Harga Batu Bara Naik Turun

Selasa, 05 Agustus 2025 | 09:45:11 WIB
Harga Batu Bara Naik Turun

JAKARTA - Pergerakan harga batu bara yang bervariasi mencerminkan dinamika besar dalam lanskap energi global, di mana transisi dari energi fosil menuju energi terbarukan semakin terasa dampaknya. Di tengah membaiknya pasokan global dan tren penurunan permintaan dari sektor energi fosil, sejumlah negara besar seperti China dan India mulai menunjukkan peningkatan kontribusi energi hijau dalam bauran energinya. Hal ini berdampak langsung pada fluktuasi harga batu bara di berbagai pasar internasional.

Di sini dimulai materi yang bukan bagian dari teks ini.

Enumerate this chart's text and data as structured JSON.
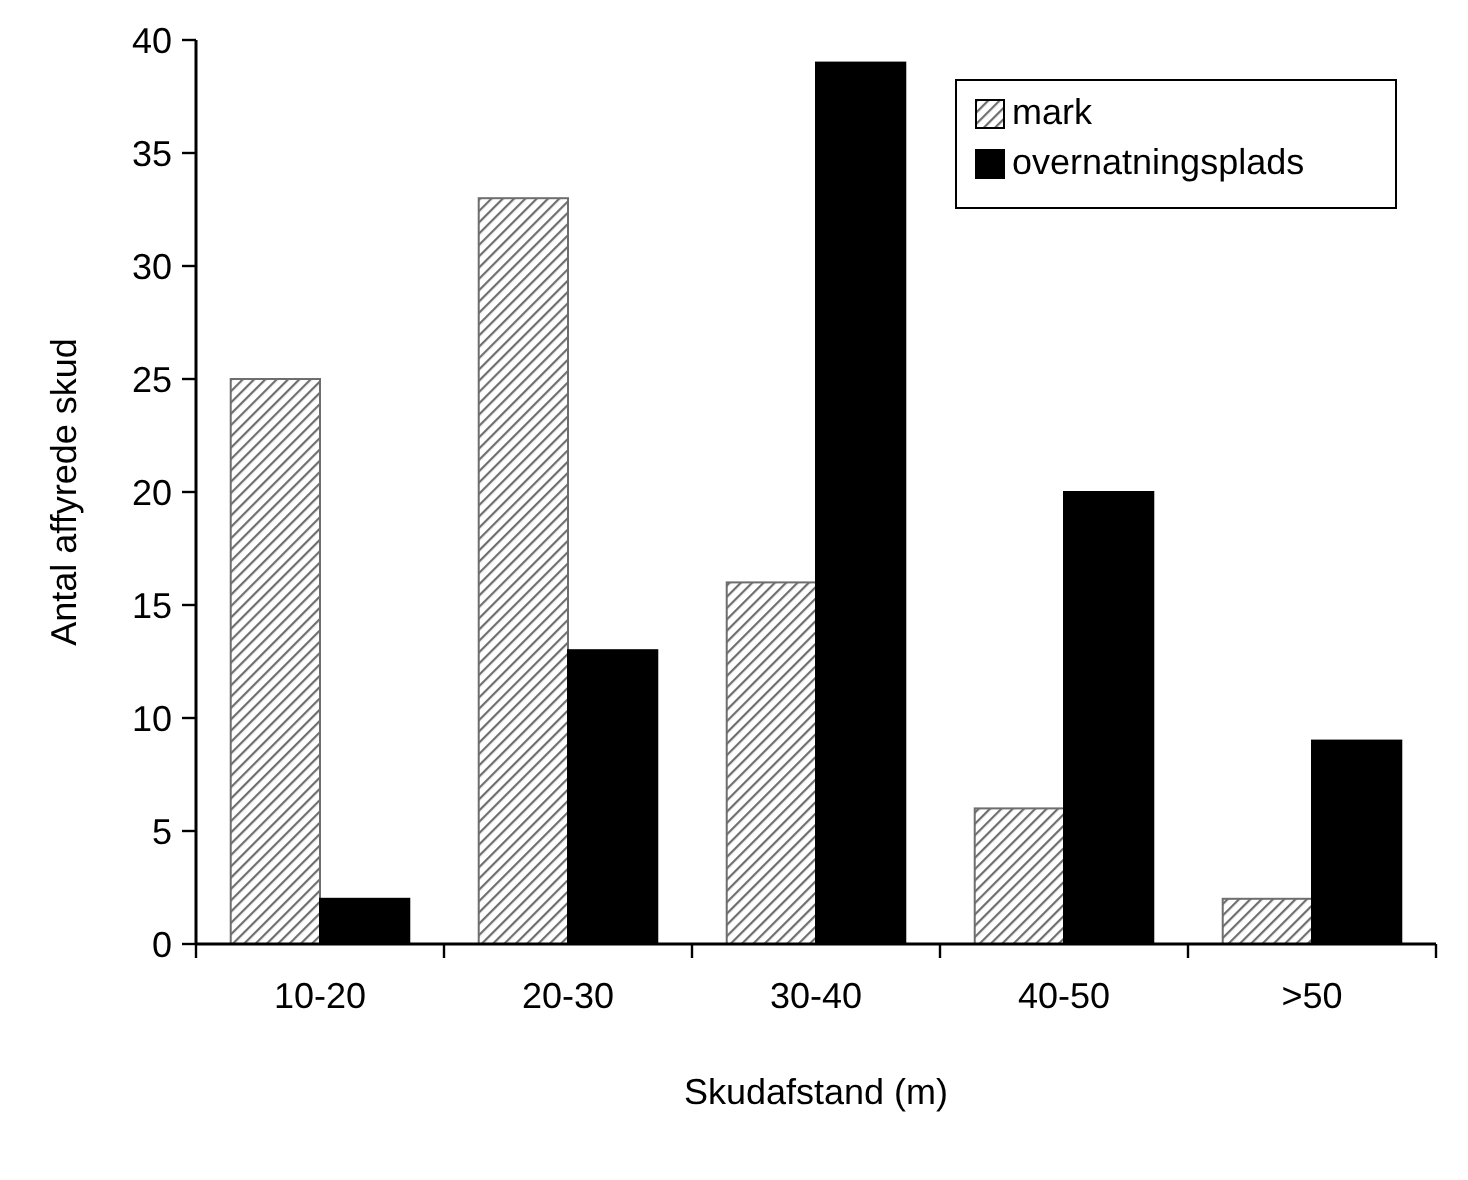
{
  "chart_data": {
    "type": "bar",
    "xlabel": "Skudafstand (m)",
    "ylabel": "Antal affyrede skud",
    "categories": [
      "10-20",
      "20-30",
      "30-40",
      "40-50",
      ">50"
    ],
    "series": [
      {
        "name": "mark",
        "color": "#6e6e6e",
        "values": [
          25,
          33,
          16,
          6,
          2
        ]
      },
      {
        "name": "overnatningsplads",
        "color": "#000000",
        "values": [
          2,
          13,
          39,
          20,
          9
        ]
      }
    ],
    "ylim": [
      0,
      40
    ],
    "yticks": [
      0,
      5,
      10,
      15,
      20,
      25,
      30,
      35,
      40
    ],
    "grid": false,
    "legend": "top right"
  }
}
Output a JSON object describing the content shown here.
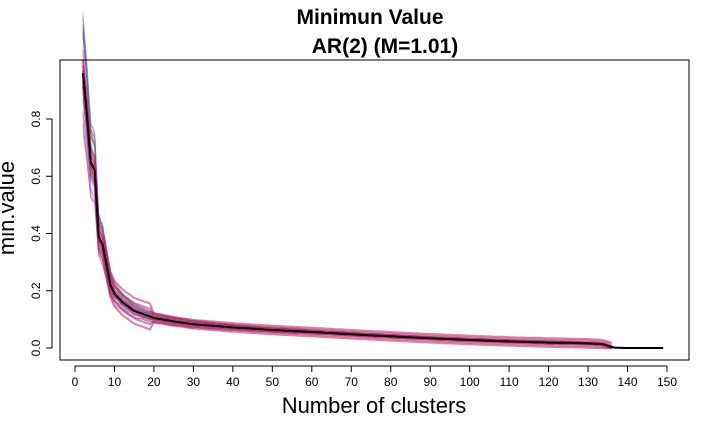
{
  "chart_data": {
    "type": "line",
    "title": "Minimun Value",
    "subtitle": "AR(2) (M=1.01)",
    "xlabel": "Number of clusters",
    "ylabel": "min.value",
    "xlim": [
      0,
      150
    ],
    "ylim": [
      0.0,
      0.95
    ],
    "xticks": [
      0,
      10,
      20,
      30,
      40,
      50,
      60,
      70,
      80,
      90,
      100,
      110,
      120,
      130,
      140,
      150
    ],
    "yticks": [
      0.0,
      0.2,
      0.4,
      0.6,
      0.8
    ],
    "grid": false,
    "legend": "none",
    "series": [
      {
        "color": "#000000",
        "role": "mean",
        "x": [
          2,
          3,
          4,
          5,
          6,
          7,
          8,
          9,
          10,
          12,
          15,
          20,
          25,
          30,
          40,
          50,
          60,
          70,
          80,
          90,
          100,
          110,
          120,
          125,
          130,
          133,
          134,
          135,
          136,
          137,
          140,
          145,
          149
        ],
        "y": [
          0.96,
          0.82,
          0.65,
          0.62,
          0.39,
          0.36,
          0.29,
          0.22,
          0.19,
          0.16,
          0.13,
          0.105,
          0.093,
          0.083,
          0.072,
          0.063,
          0.056,
          0.048,
          0.041,
          0.034,
          0.028,
          0.023,
          0.019,
          0.018,
          0.016,
          0.014,
          0.012,
          0.008,
          0.003,
          0.001,
          0.0,
          0.0,
          0.0
        ]
      }
    ],
    "band_colors": [
      "#4f6fe0",
      "#3aa0c8",
      "#7a5fd0",
      "#4aa06a",
      "#d070c0",
      "#e0507a",
      "#c2185b"
    ]
  }
}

Harga batu bara Newcastle untuk kontrak Agustus tercatat naik tipis sebesar US$ 0,05 menjadi US$ 114,95 per ton. Namun, pada kontrak bulan berikutnya yakni September, harga justru mengalami pelemahan sebesar US$ 0,05 menjadi US$ 117,2 per ton. Untuk kontrak Oktober, harga batu bara tercatat stagnan di posisi US$ 118,25 per ton.

Di sisi lain, pasar Eropa juga menunjukkan tren pelemahan. Harga batu bara di Rotterdam untuk kontrak Agustus tercatat turun US$ 0,25 menjadi US$ 103,2. Kontrak September pun mengalami penurunan sebesar US$ 0,85 menjadi US$ 104,5, sementara harga Oktober terkoreksi US$ 0,75 menjadi US$ 105,75.

Menurut data dari Trading Economics, harga batu bara saat ini sedang bergerak dipengaruhi oleh berbagai faktor global, mulai dari ketersediaan pasokan yang membaik, penurunan permintaan dari sektor pembangkit berbasis fosil, hingga meningkatnya kapasitas energi terbarukan di beberapa negara besar. Fenomena ini menjadi indikator bahwa sektor energi global kini sedang memasuki masa peralihan yang signifikan.

Kebijakan internal di negara-negara produsen besar seperti China turut berpengaruh terhadap pergerakan harga. Pemerintah Beijing dikabarkan akan menutup sejumlah tambang batu bara yang beroperasi di luar kuota produksi yang ditetapkan. Langkah ini merupakan bagian dari strategi pemerintah China untuk menjaga stabilitas pasokan dan menekan tekanan deflasi produsen yang semakin kuat. Tidak hanya itu, otoritas lokal juga mewajibkan pembangkit listrik untuk meningkatkan stok batu bara hingga 10%. Tujuannya adalah memanfaatkan harga pasar yang sedang rendah serta menjamin ketersediaan energi dalam negeri.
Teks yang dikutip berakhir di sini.